Doug is an experienced science journalist who has written important books on the history of the global trade in blood (Blood) as well as the birth of forensic science in late 19th C. France (The Killer of Little Shepherds). In turning his attention to the science of interrogation, Doug found that actually there is no science to support a widespread suite of interrogation techniques. The approach most commonly used by U.S. police departments is prone to producing false confessions.
Turns out, there is a better way:
What works best is to calmly ask a suspect some open-ended questions. That forces the suspect to generate a narrative. So far, so good. Then, you check the parts that you can against any external sources. Then, you have the suspect tell the “story” again, looking for discrepancies, even tiny ones. Repeat as needed.
No shouting, no threats. No good cop/bad cop routine. No torture.
What strikes me is that this interrogation technique corresponds to the approach used by another occupational group: journalists. This is essentially what reporters do: ask questions, listen to the answers, check the information against other sources, then go back over the same ground again — as many times as necessary.
The model that I try to steer my students toward is not Jack Bauer on the TV series “24.”
Instead, I recommend Frank Columbo on the eponymous TV show from the 1970s and 80s. Never in a hurry, forever dressed in that rumpled trenchcoat, Frank Columbo was always willing to appear to be the dumbest guy in the room and never hesitated to admit
Here’s a glimpse from Wikipedia:
Columbo is polite. He has a keen intellect and good taste which he hides very well.
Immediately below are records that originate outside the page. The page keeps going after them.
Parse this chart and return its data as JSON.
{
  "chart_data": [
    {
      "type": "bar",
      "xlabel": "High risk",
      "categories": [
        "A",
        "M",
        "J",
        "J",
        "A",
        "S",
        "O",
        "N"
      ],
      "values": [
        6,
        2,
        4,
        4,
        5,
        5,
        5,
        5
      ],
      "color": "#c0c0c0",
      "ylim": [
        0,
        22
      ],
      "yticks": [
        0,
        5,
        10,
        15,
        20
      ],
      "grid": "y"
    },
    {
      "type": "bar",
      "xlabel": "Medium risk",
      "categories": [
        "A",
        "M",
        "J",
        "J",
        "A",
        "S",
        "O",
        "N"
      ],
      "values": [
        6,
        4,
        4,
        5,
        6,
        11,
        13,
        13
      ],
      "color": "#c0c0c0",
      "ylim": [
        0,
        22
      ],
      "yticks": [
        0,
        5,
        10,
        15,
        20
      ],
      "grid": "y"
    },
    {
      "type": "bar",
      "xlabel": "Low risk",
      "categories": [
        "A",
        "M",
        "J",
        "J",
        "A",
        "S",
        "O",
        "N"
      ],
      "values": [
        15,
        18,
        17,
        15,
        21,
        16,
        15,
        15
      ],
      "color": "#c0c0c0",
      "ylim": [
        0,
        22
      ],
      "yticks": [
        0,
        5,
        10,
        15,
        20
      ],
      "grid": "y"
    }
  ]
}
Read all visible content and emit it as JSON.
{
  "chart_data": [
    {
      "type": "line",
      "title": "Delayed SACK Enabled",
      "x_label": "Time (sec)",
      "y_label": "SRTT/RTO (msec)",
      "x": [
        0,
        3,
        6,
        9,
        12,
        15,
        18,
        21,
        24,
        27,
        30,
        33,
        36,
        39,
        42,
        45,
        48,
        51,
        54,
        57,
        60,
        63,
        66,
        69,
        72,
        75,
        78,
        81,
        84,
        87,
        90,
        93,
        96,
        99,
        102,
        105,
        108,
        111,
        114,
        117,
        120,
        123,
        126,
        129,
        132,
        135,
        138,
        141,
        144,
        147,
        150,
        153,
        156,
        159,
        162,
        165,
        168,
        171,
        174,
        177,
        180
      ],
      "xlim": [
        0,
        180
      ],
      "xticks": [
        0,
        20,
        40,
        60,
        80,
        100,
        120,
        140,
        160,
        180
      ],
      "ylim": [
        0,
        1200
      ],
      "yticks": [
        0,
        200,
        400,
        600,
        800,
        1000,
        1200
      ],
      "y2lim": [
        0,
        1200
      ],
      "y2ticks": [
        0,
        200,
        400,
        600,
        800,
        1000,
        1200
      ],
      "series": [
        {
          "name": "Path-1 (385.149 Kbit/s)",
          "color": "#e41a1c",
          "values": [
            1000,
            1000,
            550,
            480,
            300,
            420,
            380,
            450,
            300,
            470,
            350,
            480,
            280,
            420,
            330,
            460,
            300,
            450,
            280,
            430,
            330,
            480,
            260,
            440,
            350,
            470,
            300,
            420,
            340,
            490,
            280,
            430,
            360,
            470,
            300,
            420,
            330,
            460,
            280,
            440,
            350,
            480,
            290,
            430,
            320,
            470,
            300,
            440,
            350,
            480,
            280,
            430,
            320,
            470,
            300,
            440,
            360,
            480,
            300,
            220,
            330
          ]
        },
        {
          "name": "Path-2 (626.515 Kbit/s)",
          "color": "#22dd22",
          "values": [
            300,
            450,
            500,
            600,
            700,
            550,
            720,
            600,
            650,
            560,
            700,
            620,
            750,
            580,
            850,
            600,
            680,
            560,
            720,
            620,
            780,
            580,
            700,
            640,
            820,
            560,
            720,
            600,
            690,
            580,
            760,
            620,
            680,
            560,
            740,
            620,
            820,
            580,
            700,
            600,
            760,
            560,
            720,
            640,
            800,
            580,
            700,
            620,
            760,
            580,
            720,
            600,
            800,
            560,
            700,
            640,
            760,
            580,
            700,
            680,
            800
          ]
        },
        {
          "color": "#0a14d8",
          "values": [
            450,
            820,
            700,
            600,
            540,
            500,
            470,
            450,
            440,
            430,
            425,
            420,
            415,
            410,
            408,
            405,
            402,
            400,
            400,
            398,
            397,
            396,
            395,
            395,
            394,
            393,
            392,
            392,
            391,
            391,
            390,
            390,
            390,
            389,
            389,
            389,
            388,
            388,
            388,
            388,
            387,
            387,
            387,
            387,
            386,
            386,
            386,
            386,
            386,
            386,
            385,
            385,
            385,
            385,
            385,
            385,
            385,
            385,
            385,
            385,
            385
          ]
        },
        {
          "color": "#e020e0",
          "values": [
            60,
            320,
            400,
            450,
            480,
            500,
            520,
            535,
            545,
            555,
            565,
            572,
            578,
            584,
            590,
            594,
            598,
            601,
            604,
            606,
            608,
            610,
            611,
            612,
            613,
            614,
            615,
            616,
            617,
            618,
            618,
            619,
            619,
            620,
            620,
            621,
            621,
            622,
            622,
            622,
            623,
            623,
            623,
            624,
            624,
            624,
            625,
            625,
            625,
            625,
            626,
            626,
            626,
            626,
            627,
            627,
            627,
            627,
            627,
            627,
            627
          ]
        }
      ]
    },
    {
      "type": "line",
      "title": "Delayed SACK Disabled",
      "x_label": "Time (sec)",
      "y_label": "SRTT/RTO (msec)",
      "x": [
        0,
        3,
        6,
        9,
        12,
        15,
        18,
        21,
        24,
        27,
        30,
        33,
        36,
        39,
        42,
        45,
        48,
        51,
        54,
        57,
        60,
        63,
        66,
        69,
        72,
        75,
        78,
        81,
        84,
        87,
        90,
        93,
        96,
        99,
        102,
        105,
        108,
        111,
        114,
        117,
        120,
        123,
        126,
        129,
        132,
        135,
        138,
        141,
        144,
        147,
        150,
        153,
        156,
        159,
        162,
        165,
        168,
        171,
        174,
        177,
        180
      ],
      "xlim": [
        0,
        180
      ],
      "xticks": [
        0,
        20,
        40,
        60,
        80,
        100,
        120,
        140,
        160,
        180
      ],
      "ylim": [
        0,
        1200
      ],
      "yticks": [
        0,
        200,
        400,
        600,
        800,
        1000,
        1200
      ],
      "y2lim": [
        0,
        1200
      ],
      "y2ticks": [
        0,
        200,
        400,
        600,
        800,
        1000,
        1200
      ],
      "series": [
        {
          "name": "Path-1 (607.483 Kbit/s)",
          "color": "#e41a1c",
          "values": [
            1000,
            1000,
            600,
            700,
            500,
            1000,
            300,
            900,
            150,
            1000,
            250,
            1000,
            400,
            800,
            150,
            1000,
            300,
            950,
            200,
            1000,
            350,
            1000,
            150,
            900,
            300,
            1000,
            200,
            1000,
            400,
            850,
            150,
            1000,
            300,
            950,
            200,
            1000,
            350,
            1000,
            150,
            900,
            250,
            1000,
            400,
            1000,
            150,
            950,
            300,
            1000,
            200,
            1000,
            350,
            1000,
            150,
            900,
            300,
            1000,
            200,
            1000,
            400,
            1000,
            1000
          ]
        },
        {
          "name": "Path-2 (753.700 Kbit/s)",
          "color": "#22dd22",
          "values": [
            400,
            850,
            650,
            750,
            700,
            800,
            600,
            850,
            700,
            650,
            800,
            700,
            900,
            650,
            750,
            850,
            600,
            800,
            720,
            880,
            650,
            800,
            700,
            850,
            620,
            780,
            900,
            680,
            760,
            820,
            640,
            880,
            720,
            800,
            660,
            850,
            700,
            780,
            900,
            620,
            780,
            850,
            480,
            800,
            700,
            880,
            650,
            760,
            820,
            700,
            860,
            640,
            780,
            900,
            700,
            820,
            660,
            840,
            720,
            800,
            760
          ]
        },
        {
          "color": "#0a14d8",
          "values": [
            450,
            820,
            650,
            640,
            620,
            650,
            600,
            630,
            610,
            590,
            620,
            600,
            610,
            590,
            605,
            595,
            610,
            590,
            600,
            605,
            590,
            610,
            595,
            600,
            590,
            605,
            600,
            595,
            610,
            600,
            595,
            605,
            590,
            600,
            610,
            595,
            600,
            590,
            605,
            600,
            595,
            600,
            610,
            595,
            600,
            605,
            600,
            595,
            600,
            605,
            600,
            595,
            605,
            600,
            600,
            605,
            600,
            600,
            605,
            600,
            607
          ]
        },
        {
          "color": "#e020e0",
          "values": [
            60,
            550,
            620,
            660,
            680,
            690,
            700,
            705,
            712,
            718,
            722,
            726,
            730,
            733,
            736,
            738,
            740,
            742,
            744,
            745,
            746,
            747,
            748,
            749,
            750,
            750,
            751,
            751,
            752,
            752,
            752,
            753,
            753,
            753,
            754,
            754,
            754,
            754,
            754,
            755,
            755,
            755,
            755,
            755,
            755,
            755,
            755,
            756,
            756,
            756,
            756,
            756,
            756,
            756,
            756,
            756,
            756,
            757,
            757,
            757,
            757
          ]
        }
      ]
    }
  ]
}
Though a bit dated, his clothes are high quality. Columbo never divulges his first name. His absent-minded approach to cases, his distracted outbursts and constant pestering of suspects is his modus operandi. He is gifted at lulling anyone guilty into a false sense of security. Often he would pursue a line of question that brings about minimal information, not pressing enough to cause the suspect any alarm. Columbo would thank the suspect, and turn to leave – only to turn back at the last second, claiming to suddenly have remembered something (stating, “Oh, uh, one more thing…” or some variant thereof), and present the suspect with a far more serious and vital question, catching the suspect off guard. This is referred to as “the false exit”.
But I don’t think that quite captures Columbo’s genius. Like a good, veteran reporter, Columbo approaches each case serene in the knowledge that if he asks enough questions and listens carefully enough, the suspect will eventually tell him everything he needs to know.